Palo Alto Medical Foundation Research Institute, Palo Alto, CA (A.T.H.F., B.Z., P.O.J., K.M.J.A., L.P.P.) and Kaiser Permanente Center for Health Research Northwest, Portland, OR (S.P.F.).
Circulation. 2014 Feb 4;129(5):570-9. doi: 10.1161/CIRCULATIONAHA.113.005757. Epub 2013 Nov 5.
No studies have comprehensively examined the prevalence of dyslipidemia, a major risk factor for cardiovascular disease, among diverse racial/ethnic minority groups. The primary aim of this study was to identify racial/ethnic differences in dyslipidemia among minorities including Asian Americans (Asian Indian, Chinese, Filipino, Japanese, Korean, or Vietnamese), Mexican Americans, and blacks compared with non-Hispanic whites.
Using a 3-year cross section (2008-2011), we identified 169 430 active primary care patients (35 years or older) from an outpatient healthcare organization in northern California.
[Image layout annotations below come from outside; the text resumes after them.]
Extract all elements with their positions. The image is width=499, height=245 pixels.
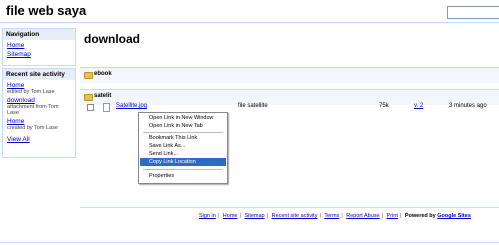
header-divider (0, 22, 499, 23)
file-time: 3 minutes ago (449, 103, 487, 109)
view-all-link[interactable]: View All (7, 136, 71, 143)
nav-link-home[interactable]: Home (7, 42, 71, 49)
menu-properties[interactable]: Properties (140, 172, 226, 180)
file-size: 75k (379, 103, 389, 109)
file-icon (103, 103, 110, 112)
footer-terms[interactable]: Terms (324, 213, 339, 219)
activity-meta: edited by Tom Lase (7, 89, 55, 95)
footer-home[interactable]: Home (223, 213, 238, 219)
nav-link-sitemap[interactable]: Sitemap (7, 51, 71, 58)
file-description: file satellite (238, 103, 268, 109)
activity-link-download[interactable]: download (7, 97, 71, 104)
search-input[interactable] (447, 6, 499, 19)
activity-meta: attachment from Tom Lase (7, 104, 59, 116)
footer-recent-activity[interactable]: Recent site activity (272, 213, 318, 219)
recent-activity-title: Recent site activity (3, 69, 75, 80)
footer-sitemap[interactable]: Sitemap (244, 213, 264, 219)
folder-icon (84, 72, 93, 79)
recent-activity-box: Recent site activity Home edited by Tom … (2, 68, 76, 158)
footer-divider (80, 207, 499, 208)
menu-open-new-tab[interactable]: Open Link in New Tab (140, 122, 226, 130)
bottom-divider (0, 242, 499, 243)
menu-save-link-as[interactable]: Save Link As... (140, 142, 226, 150)
file-name-link[interactable]: Satellite.jpg (116, 103, 147, 109)
menu-copy-link-location[interactable]: Copy Link Location (140, 158, 226, 166)
menu-separator (143, 169, 223, 170)
navigation-title: Navigation (3, 29, 75, 40)
activity-link-home-created[interactable]: Home (7, 118, 71, 125)
footer-report-abuse[interactable]: Report Abuse (346, 213, 379, 219)
footer-sign-in[interactable]: Sign in (199, 213, 216, 219)
activity-link-home[interactable]: Home (7, 82, 71, 89)
folder-label: satelit (94, 93, 112, 99)
menu-send-link[interactable]: Send Link... (140, 150, 226, 158)
menu-open-new-window[interactable]: Open Link in New Window (140, 114, 226, 122)
menu-separator (143, 132, 223, 133)
folder-icon (84, 94, 93, 101)
footer-google-sites[interactable]: Google Sites (437, 213, 471, 219)
file-version-link[interactable]: v. 2 (414, 103, 423, 109)
context-menu: Open Link in New Window Open Link in New… (138, 112, 228, 184)
file-checkbox[interactable] (87, 104, 94, 111)
activity-meta: created by Tom Lase (7, 125, 58, 131)
page-title: download (84, 32, 140, 46)
footer-powered-prefix: Powered by (404, 213, 436, 219)
footer-print[interactable]: Print (387, 213, 398, 219)
footer: Sign in | Home | Sitemap | Recent site acti… (199, 213, 471, 219)
menu-bookmark-link[interactable]: Bookmark This Link (140, 134, 226, 142)
site-title: file web saya (6, 3, 87, 18)
folder-ebook[interactable]: ebook (80, 67, 499, 83)
navigation-box: Navigation Home Sitemap (2, 28, 76, 66)
folder-label: ebook (94, 71, 112, 77)
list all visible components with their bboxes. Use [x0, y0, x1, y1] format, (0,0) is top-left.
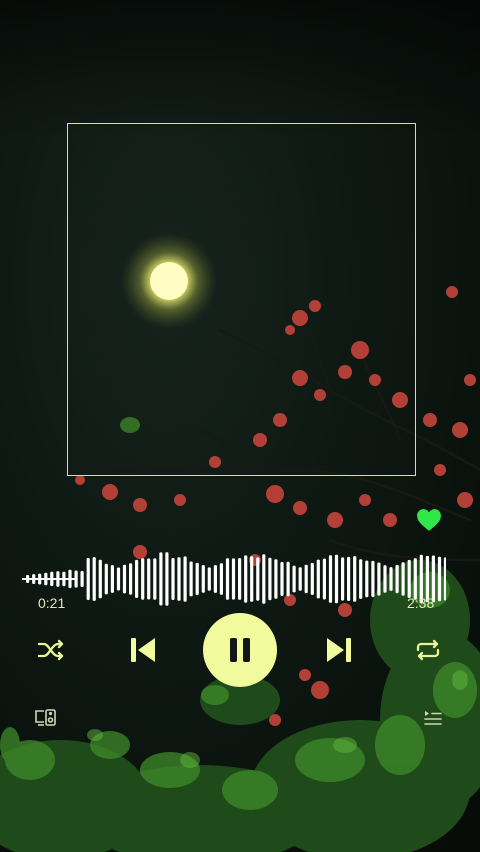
waveform-bar [238, 558, 242, 600]
waveform-bar [316, 559, 320, 599]
waveform-bar [135, 559, 139, 598]
waveform-bar [383, 565, 387, 593]
waveform-bar [286, 561, 290, 597]
queue-icon [424, 711, 442, 725]
waveform-bar [231, 558, 236, 600]
waveform-bar [201, 565, 205, 593]
waveform-bar [207, 567, 211, 591]
waveform-bar [292, 565, 296, 593]
waveform-bar [98, 559, 102, 599]
waveform-bar [189, 561, 193, 597]
waveform-bar [274, 559, 278, 599]
waveform-bar [171, 558, 175, 600]
waveform-bar [110, 565, 114, 593]
repeat-icon [416, 639, 440, 661]
shuffle-button[interactable] [34, 634, 68, 666]
devices-button[interactable] [32, 706, 60, 730]
waveform-bar [159, 552, 163, 606]
queue-button[interactable] [420, 706, 446, 730]
waveform-bar [183, 556, 187, 602]
waveform-bar [407, 559, 411, 598]
waveform-bar [177, 557, 181, 601]
waveform-bar [92, 557, 96, 601]
skip-previous-icon [131, 638, 155, 662]
waveform-bar [250, 556, 254, 602]
album-art-frame [67, 123, 416, 476]
waveform-bar [268, 557, 272, 601]
waveform-bar [165, 552, 169, 606]
heart-icon [417, 509, 441, 531]
pause-icon [230, 638, 250, 662]
waveform-bar [153, 558, 157, 600]
waveform-bar [401, 562, 405, 596]
waveform-bar [437, 556, 442, 602]
waveform-bar [389, 567, 393, 591]
waveform-bar [225, 558, 230, 600]
waveform-bar [80, 571, 84, 587]
waveform-bar [353, 556, 357, 602]
waveform-bar [262, 554, 266, 604]
elapsed-time: 0:21 [38, 595, 66, 611]
waveform-bar [86, 558, 90, 600]
waveform-bar [341, 557, 345, 601]
waveform-bar [256, 557, 260, 601]
progress-fill [22, 578, 78, 580]
waveform-bar [141, 558, 145, 600]
devices-icon [35, 709, 56, 726]
waveform-bar [104, 563, 108, 595]
waveform-bar [310, 562, 314, 595]
waveform-bar [244, 555, 248, 603]
like-button[interactable] [416, 508, 442, 532]
repeat-button[interactable] [411, 634, 445, 666]
waveform-bar [280, 562, 284, 596]
waveform-bar [129, 563, 133, 595]
play-pause-button[interactable] [203, 613, 277, 687]
waveform-bar [334, 554, 339, 604]
waveform-bar [304, 564, 308, 594]
waveform-bar [395, 564, 399, 594]
waveform-bar [365, 560, 369, 598]
waveform-bar [371, 560, 375, 598]
waveform-bar [443, 557, 446, 601]
waveform-bar [122, 564, 127, 594]
waveform-bar [328, 555, 333, 603]
waveform-bar [347, 556, 351, 601]
waveform-bar [359, 559, 363, 599]
waveform-bar [147, 558, 151, 600]
shuffle-icon [37, 639, 64, 661]
waveform-bar [298, 567, 302, 591]
waveform-bar [213, 565, 217, 593]
waveform-bar [219, 563, 223, 595]
waveform-bar [116, 567, 121, 591]
total-time: 2:38 [407, 595, 435, 611]
next-button[interactable] [322, 631, 356, 669]
waveform-bar [413, 558, 417, 600]
waveform-bar [195, 562, 199, 596]
waveform-bar [322, 558, 326, 600]
previous-button[interactable] [126, 631, 160, 669]
waveform-seekbar[interactable] [22, 546, 446, 616]
waveform-bar [377, 562, 381, 596]
skip-next-icon [327, 638, 351, 662]
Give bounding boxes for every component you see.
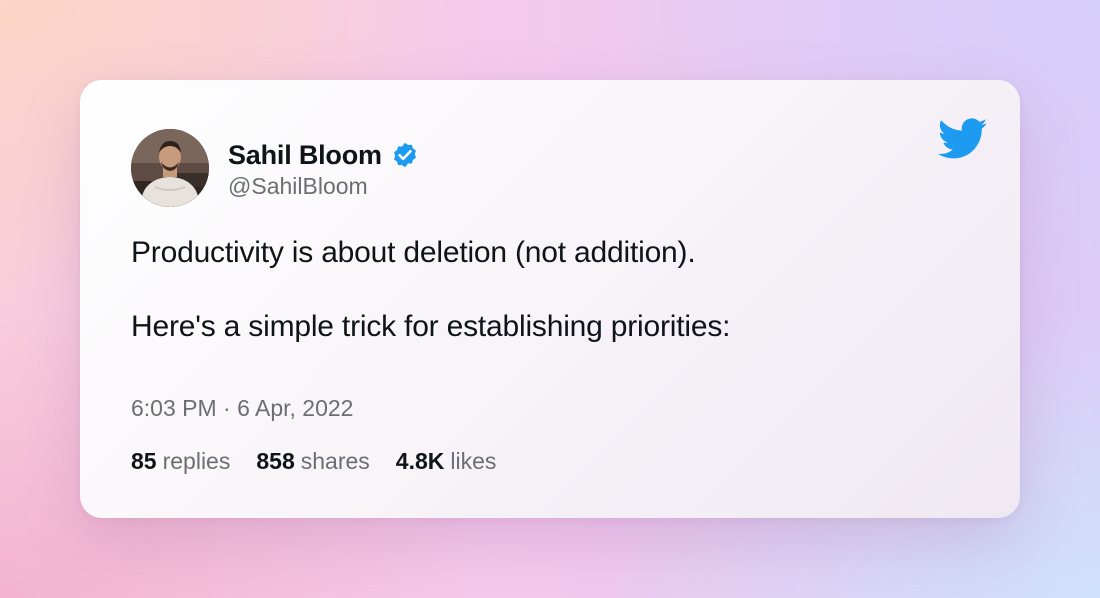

Age-standardized prevalence rates were calculated for 3 dyslipidemia subtypes: high triglycerides (fasting laboratory value ≥150 mg/dL), low levels of high-density lipoprotein cholesterol (fasting laboratory value <40 mg/dL [men] and <50 mg/dL [women]), and high levels of low-density lipoprotein cholesterol (fasting laboratory value ≥130 mg/dL or taking low-density lipoprotein-lowering agents). Odds ratios were calculated by multivariable logistic regression, with adjustment for patient characteristics (age, measured body mass index, smoking). Compared with non-Hispanic whites, every minority subgroup had an increased prevalence of high triglycerides except blacks. Most minority groups had an increased prevalence of low high-density lipoprotein cholesterol, except for Japanese and blacks. The prevalence of high low-density lipoprotein cholesterol was increased among Asian Indians, Filipinos, Japanese, and Vietnamese compared with non-Hispanic whites.
Minority groups, except for blacks, were more likely to have high triglyceride/low high-density lipoprotein cholesterol dyslipidemia. Further research is needed to determine how racial/ethnic differences in dyslipidemia affect racial/ethnic differences in cardiovascular disease rates.
目前尚无研究全面评估心血管疾病主要危险因素——血脂异常在不同种族/少数民族群体中的流行情况。本研究的主要目的是确定少数族裔(包括亚裔美国人[印度裔、华裔、菲律宾裔、日裔、韩裔或越裔]、墨西哥裔和非裔)与非西班牙裔白人间血脂异常的种族/民族差异。
本研究使用了 3 年的横断面数据(2008-2011 年),对加利福尼亚州北部一家门诊医疗保健机构的 169430 名 35 岁及以上的活跃初级保健患者进行了识别。计算了 3 种血脂异常亚型的年龄标准化患病率:高甘油三酯血症(空腹实验室值≥150mg/dL)、高密度脂蛋白胆固醇水平低(空腹实验室值<40mg/dL[男性]和<50mg/dL[女性])和低密度脂蛋白胆固醇水平高(空腹实验室值≥130mg/dL 或服用降低低密度脂蛋白的药物)。通过多变量逻辑回归计算比值比,并对患者特征(年龄、测量体重指数、吸烟)进行调整。与非西班牙裔白人相比,除黑人外,每个少数民族群体的高甘油三酯血症患病率均有所增加。除了日裔和非裔外,大多数少数民族群体的低高密度脂蛋白胆固醇血症患病率都有所增加。与非西班牙裔白人相比,印度裔、菲律宾裔、日裔和越裔的低密脂蛋白胆固醇血症患病率较高。
除了黑人之外,少数族裔更有可能患有高甘油三酯/低高密度脂蛋白胆固醇血症。需要进一步研究种族/民族差异在血脂异常方面的差异如何影响心血管疾病的种族/民族差异。